In Retrieval-Augmented Generation (RAG) pipelines, the U-curve becomes particularly problematic:

Scenario	Document Position	Success Rate	Implication
Document at beginning	Position 0%	~95%	Is attended to and processed
Document in the middle	Position 50%	~50%	Is often ignored
Document at the end	Position 100%	~90%	Is attended to (before question)

Problem: Naive Ranking

Standard retrieval ranks by relevance. But the top-K documents should be at the beginning/end, not in the middle!

Solution: Position-Aware Ranking

Found-in-the-Middle Calibration: Rank by relevance AND position. Consider the U-curve.

Found-in-the-Middle Calibration

Approach: Arrange retrieval results so that important documents don't end up in the middle.

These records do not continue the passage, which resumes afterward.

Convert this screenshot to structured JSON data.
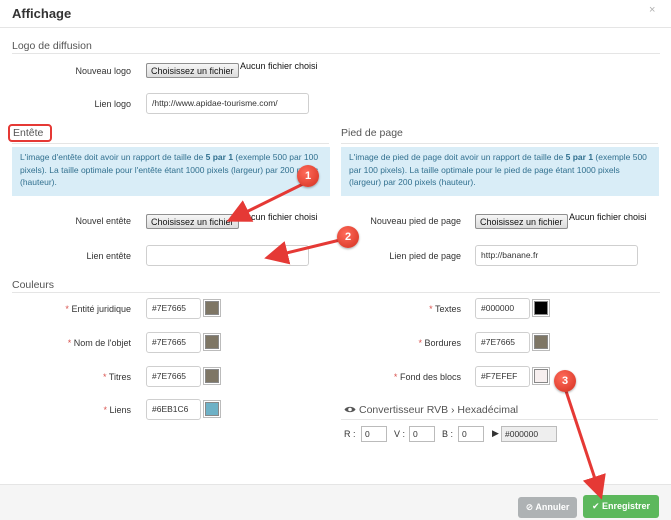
{
  "dialog": {
    "title": "Affichage",
    "close_glyph": "×"
  },
  "logo": {
    "section_title": "Logo de diffusion",
    "new_logo_label": "Nouveau logo",
    "file_button": "Choisissez un fichier",
    "no_file": "Aucun fichier choisi",
    "logo_link_label": "Lien logo",
    "logo_link_value": "/http://www.apidae-tourisme.com/"
  },
  "header": {
    "section_title": "Entête",
    "info_text_1": "L'image d'entête doit avoir un rapport de taille de ",
    "info_ratio": "5 par 1",
    "info_text_2": " (exemple 500 par 100 pixels). La taille optimale pour l'entête étant 1000 pixels (largeur) par 200 pixels (hauteur).",
    "new_header_label": "Nouvel entête",
    "file_button": "Choisissez un fichier",
    "no_file": "Aucun fichier choisi",
    "header_link_label": "Lien entête",
    "header_link_value": ""
  },
  "footer_section": {
    "section_title": "Pied de page",
    "info_text_1": "L'image de pied de page doit avoir un rapport de taille de ",
    "info_ratio": "5 par 1",
    "info_text_2": " (exemple 500 par 100 pixels). La taille optimale pour le pied de page étant 1000 pixels (largeur) par 200 pixels (hauteur).",
    "new_footer_label": "Nouveau pied de page",
    "file_button": "Choisissez un fichier",
    "no_file": "Aucun fichier choisi",
    "footer_link_label": "Lien pied de page",
    "footer_link_value": "http://banane.fr"
  },
  "colors": {
    "section_title": "Couleurs",
    "required_mark": "*",
    "left": [
      {
        "label": "Entité juridique",
        "value": "#7E7665",
        "swatch": "#7E7665"
      },
      {
        "label": "Nom de l'objet",
        "value": "#7E7665",
        "swatch": "#7E7665"
      },
      {
        "label": "Titres",
        "value": "#7E7665",
        "swatch": "#7E7665"
      },
      {
        "label": "Liens",
        "value": "#6EB1C6",
        "swatch": "#6EB1C6"
      }
    ],
    "right": [
      {
        "label": "Textes",
        "value": "#000000",
        "swatch": "#000000"
      },
      {
        "label": "Bordures",
        "value": "#7E7665",
        "swatch": "#7E7665"
      },
      {
        "label": "Fond des blocs",
        "value": "#F7EFEF",
        "swatch": "#F7EFEF"
      }
    ]
  },
  "converter": {
    "icon": "eye-icon",
    "title": "Convertisseur RVB › Hexadécimal",
    "r_label": "R :",
    "r_value": "0",
    "v_label": "V :",
    "v_value": "0",
    "b_label": "B :",
    "b_value": "0",
    "arrow_glyph": "▶",
    "result": "#000000"
  },
  "actions": {
    "cancel_label": "Annuler",
    "cancel_icon": "⊘",
    "save_label": "Enregistrer",
    "save_icon": "✔"
  },
  "annotations": {
    "badge1": "1",
    "badge2": "2",
    "badge3": "3"
  },
  "theme": {
    "accent_green": "#5cb85c",
    "info_bg": "#d9edf7",
    "annotation_red": "#e53935"
  }
}
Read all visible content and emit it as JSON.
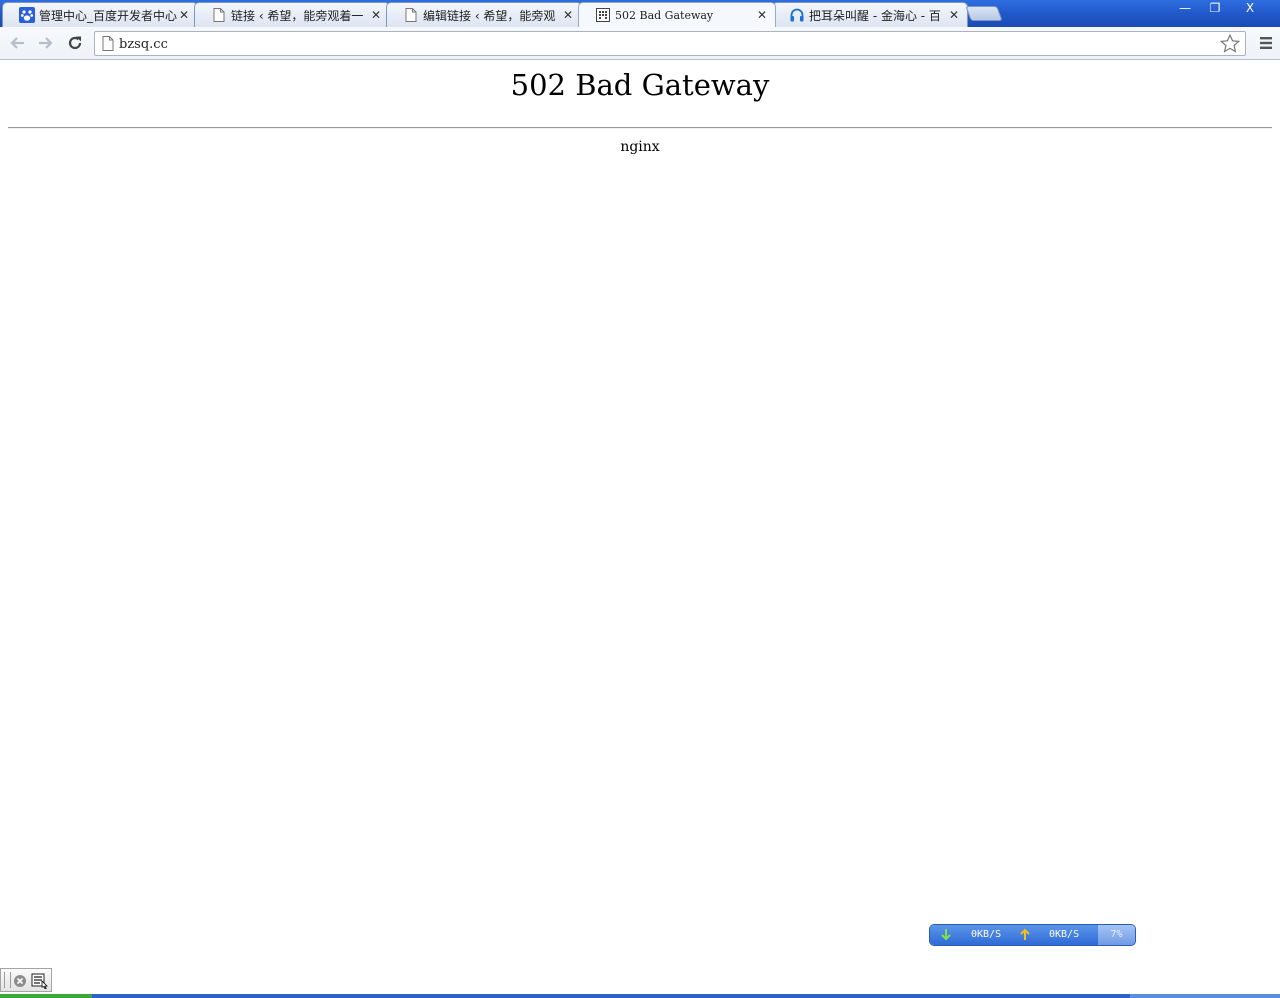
{
  "browser": {
    "tabs": [
      {
        "title": "管理中心_百度开发者中心",
        "icon": "baidu-paw-icon",
        "active": false
      },
      {
        "title": "链接 ‹ 希望，能旁观着一",
        "icon": "page-icon",
        "active": false
      },
      {
        "title": "编辑链接 ‹ 希望，能旁观",
        "icon": "page-icon",
        "active": false
      },
      {
        "title": "502 Bad Gateway",
        "icon": "building-icon",
        "active": true
      },
      {
        "title": "把耳朵叫醒 - 金海心 - 百",
        "icon": "headphones-icon",
        "active": false
      }
    ],
    "address": {
      "url": "bzsq.cc"
    },
    "window_buttons": {
      "minimize": "—",
      "restore": "❐",
      "close": "X"
    }
  },
  "page": {
    "heading": "502 Bad Gateway",
    "server": "nginx"
  },
  "speed_widget": {
    "download": "0KB/S",
    "upload": "0KB/S",
    "percent": "7%"
  },
  "colors": {
    "tabstrip": "#1f55c6",
    "download_arrow": "#7fe14a",
    "upload_arrow": "#f3c21a"
  }
}
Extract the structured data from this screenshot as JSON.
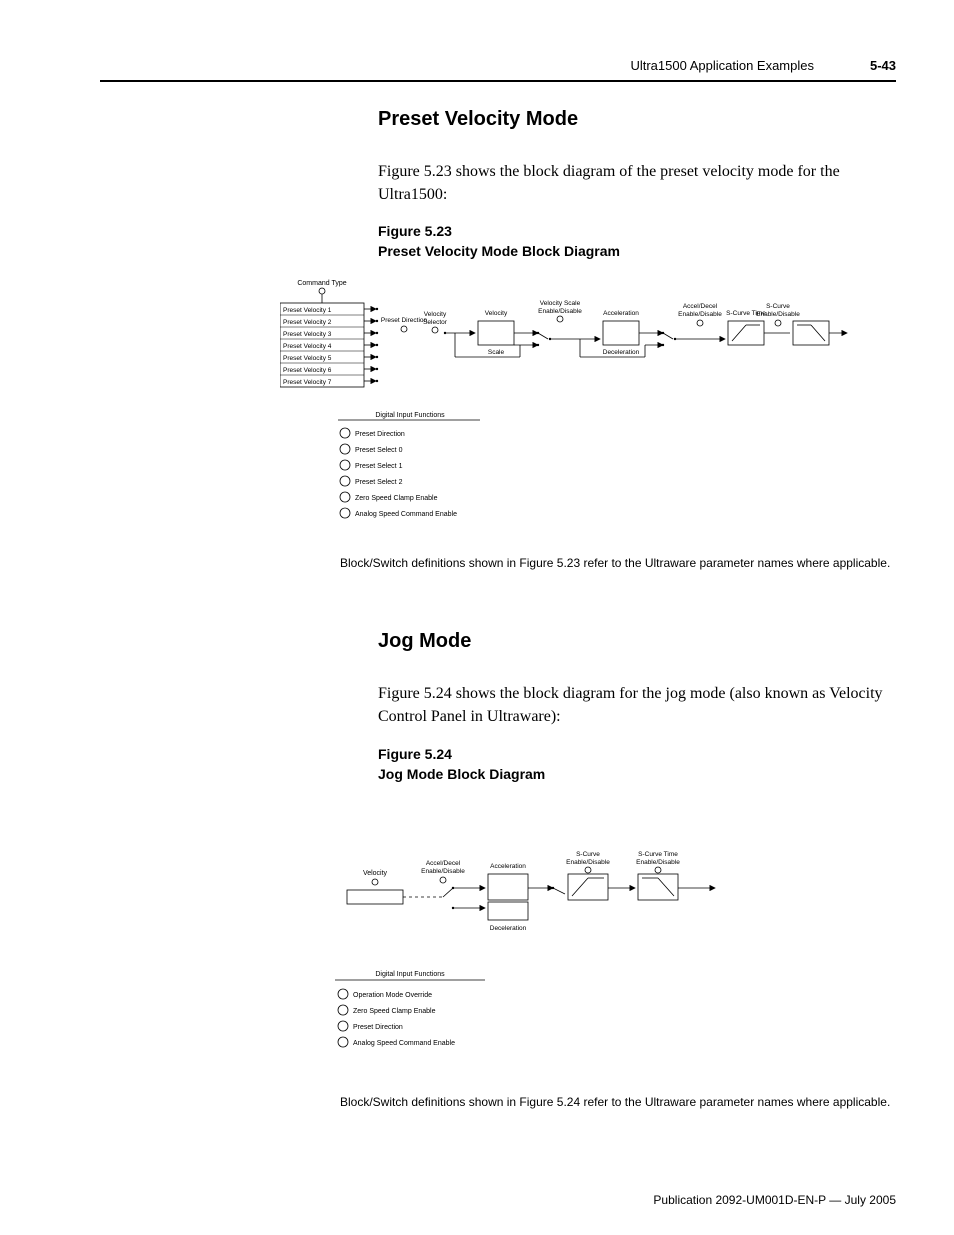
{
  "header": {
    "title": "Ultra1500 Application Examples",
    "page": "5-43"
  },
  "sec1": {
    "heading": "Preset Velocity Mode",
    "body": "Figure 5.23 shows the block diagram of the preset velocity mode for the Ultra1500:",
    "fig_num": "Figure 5.23",
    "fig_title": "Preset Velocity Mode Block Diagram",
    "note": "Block/Switch definitions shown in Figure 5.23 refer to the Ultraware parameter names where applicable."
  },
  "sec2": {
    "heading": "Jog Mode",
    "body": "Figure 5.24 shows the block diagram for the jog mode (also known as Velocity Control Panel in Ultraware):",
    "fig_num": "Figure 5.24",
    "fig_title": "Jog Mode Block Diagram",
    "note": "Block/Switch definitions shown in Figure 5.24 refer to the Ultraware parameter names where applicable."
  },
  "footer": {
    "pub": "Publication 2092-UM001D-EN-P — July 2005"
  },
  "diagram1": {
    "command_type": "Command Type",
    "presets": [
      "Preset Velocity 1",
      "Preset Velocity 2",
      "Preset Velocity 3",
      "Preset Velocity 4",
      "Preset Velocity 5",
      "Preset Velocity 6",
      "Preset Velocity 7"
    ],
    "preset_dir": "Preset Direction",
    "selector": "Velocity\nSelector",
    "scale_label": "Velocity\nScale",
    "scale_sw": "Velocity Scale\nEnable/Disable",
    "accel": "Acceleration",
    "decel": "Deceleration",
    "slimit": "S-Curve Time",
    "accel_sw": "Accel/Decel\nEnable/Disable",
    "slimit_sw": "S-Curve\nEnable/Disable",
    "digital_in_title": "Digital Input Functions",
    "digital_inputs": [
      "Preset Direction",
      "Preset Select 0",
      "Preset Select 1",
      "Preset Select 2",
      "Zero Speed Clamp Enable",
      "Analog Speed Command Enable"
    ]
  },
  "diagram2": {
    "velocity": "Velocity",
    "accel": "Acceleration",
    "decel": "Deceleration",
    "slimit": "S-Curve Time",
    "accel_sw": "Accel/Decel\nEnable/Disable",
    "slimit_sw": "S-Curve\nEnable/Disable",
    "digital_in_title": "Digital Input Functions",
    "digital_inputs": [
      "Operation Mode Override",
      "Zero Speed Clamp Enable",
      "Preset Direction",
      "Analog Speed Command Enable"
    ]
  }
}
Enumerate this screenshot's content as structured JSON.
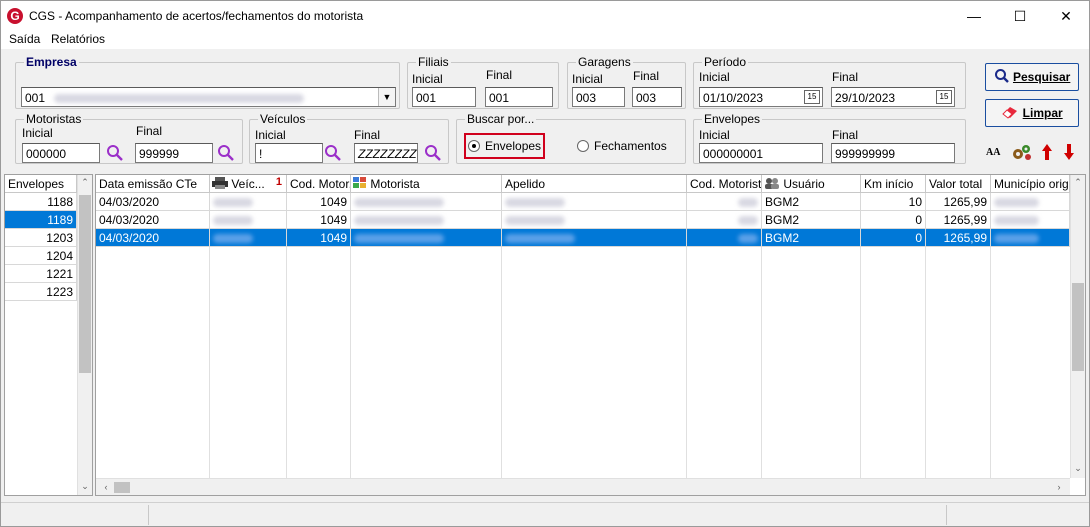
{
  "window": {
    "title": "CGS - Acompanhamento de acertos/fechamentos do motorista",
    "minimize": "—",
    "maximize": "☐",
    "close": "✕",
    "icon_letter": "G"
  },
  "menu": {
    "items": [
      "Saída",
      "Relatórios"
    ]
  },
  "empresa": {
    "legend": "Empresa",
    "value_code": "001"
  },
  "filiais": {
    "legend": "Filiais",
    "inicial_label": "Inicial",
    "final_label": "Final",
    "inicial": "001",
    "final": "001"
  },
  "garagens": {
    "legend": "Garagens",
    "inicial_label": "Inicial",
    "final_label": "Final",
    "inicial": "003",
    "final": "003"
  },
  "periodo": {
    "legend": "Período",
    "inicial_label": "Inicial",
    "final_label": "Final",
    "inicial": "01/10/2023",
    "final": "29/10/2023",
    "cal_label": "15"
  },
  "motoristas": {
    "legend": "Motoristas",
    "inicial_label": "Inicial",
    "final_label": "Final",
    "inicial": "000000",
    "final": "999999"
  },
  "veiculos": {
    "legend": "Veículos",
    "inicial_label": "Inicial",
    "final_label": "Final",
    "inicial": "!",
    "final": "ZZZZZZZZ"
  },
  "buscar": {
    "legend": "Buscar por...",
    "option1": "Envelopes",
    "option2": "Fechamentos",
    "selected": "Envelopes"
  },
  "envelopes_range": {
    "legend": "Envelopes",
    "inicial_label": "Inicial",
    "final_label": "Final",
    "inicial": "000000001",
    "final": "999999999"
  },
  "buttons": {
    "pesquisar": "Pesquisar",
    "limpar": "Limpar",
    "font_tool": "AA"
  },
  "colors": {
    "accent": "#0078d7",
    "highlight_border": "#d0001c",
    "search_icon": "#9b2fc9",
    "arrow_red": "#d00000"
  },
  "envelopes_list": {
    "header": "Envelopes",
    "items": [
      "1188",
      "1189",
      "1203",
      "1204",
      "1221",
      "1223"
    ],
    "selected_index": 1
  },
  "grid": {
    "headers": [
      "Data emissão CTe",
      "Veíc...",
      "Cod. Motor...",
      "Motorista",
      "Apelido",
      "Cod. Motorista",
      "Usuário",
      "Km início",
      "Valor total",
      "Município origer"
    ],
    "rows": [
      {
        "data": "04/03/2020",
        "cod_motor": "1049",
        "usuario": "BGM2",
        "km_inicio": "10",
        "valor_total": "1265,99"
      },
      {
        "data": "04/03/2020",
        "cod_motor": "1049",
        "usuario": "BGM2",
        "km_inicio": "0",
        "valor_total": "1265,99"
      },
      {
        "data": "04/03/2020",
        "cod_motor": "1049",
        "usuario": "BGM2",
        "km_inicio": "0",
        "valor_total": "1265,99"
      }
    ],
    "selected_row": 2
  }
}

Found-in-the-Middle Strategy

Traditional RAG:
Ranking: Top-1 (relevant) → Middle (next best) → Bottom
→ Middle documents end up in LLM context middle!

Found-in-the-Middle:
Position: Beginning (Top-1) + End (Top-2-5) + Middle (Less important)
→ Best relevance is positioned where LLM looks

Result: ~15% improvement in retrieval quality

Solutions for Lost-in-the-Middle

1. Position-Aware Ranking (RAG)

Relevance ranking combined with position-awareness
Top-K documents: Distribute between beginning and end
Less important: Middle
Result: ~15% quality gain

2. Prompt Design Strategies

System prompts at top: Position at top (processed well)
Questions at end: User question directly before the answer
Important info top/bottom: Critical material not in middle

3. Alternative: Position Shuffling

Randomize document order during training (research approach)
Goal: Model becomes position-agnostic
Status: Successful in research, not yet widespread in production

4. Architecture Improvements (Future)

ALiBi (Attention with Linear Biases): More position-independent attention
Relative position encoding: Focus on distance, not absolute position
Explicit long-context training: Models trained on U-curve mitigation

Short-term (Practical)

Position-aware RAG and prompt design. Avoid critical information in the middle.

Long-term (Research)

New training strategies and architectures can reduce or eliminate the U-curve.

System Prompts and the U-Curve

A practical reason why system prompts are positioned at the beginning: They fall in the high-attention beginning region of the U-curve!

Why does this work?

System prompts define the task and behavior
These are processed well due to the U-curve structure
Model "remembers" the instructions well
Consequence: Consistent behavior during inference

Prompt Structure in Practice:

[SYSTEM PROMPT] ← High attention (beginning)
[User Context/Documents] ← Mixed
[User Question] ← High attention (end)

This structure optimally utilizes the U-curve!

Key Insights

1️⃣ U-Shaped Attention

LLMs show structurally higher attention at the beginning and end, not in the middle – despite large context windows.

2️⃣ Training and Architecture Effect

Combination of causal masking and training data biases creates the U-curve. Not easy to fix.

3️⃣ Practical Consequences

Long contexts are less useful than they appear. Only beginning and end are actively used.

4️⃣ RAG Problem

Standard retrieval ranking ignores position. Found-in-the-Middle Calibration: +15% through better positioning.

5️⃣ Design Implication

System prompts at top, question at end = best position. Critical info not in the middle.

6️⃣ Future: Fixable?

Research on position shuffling and new architectures. But not yet standard in production.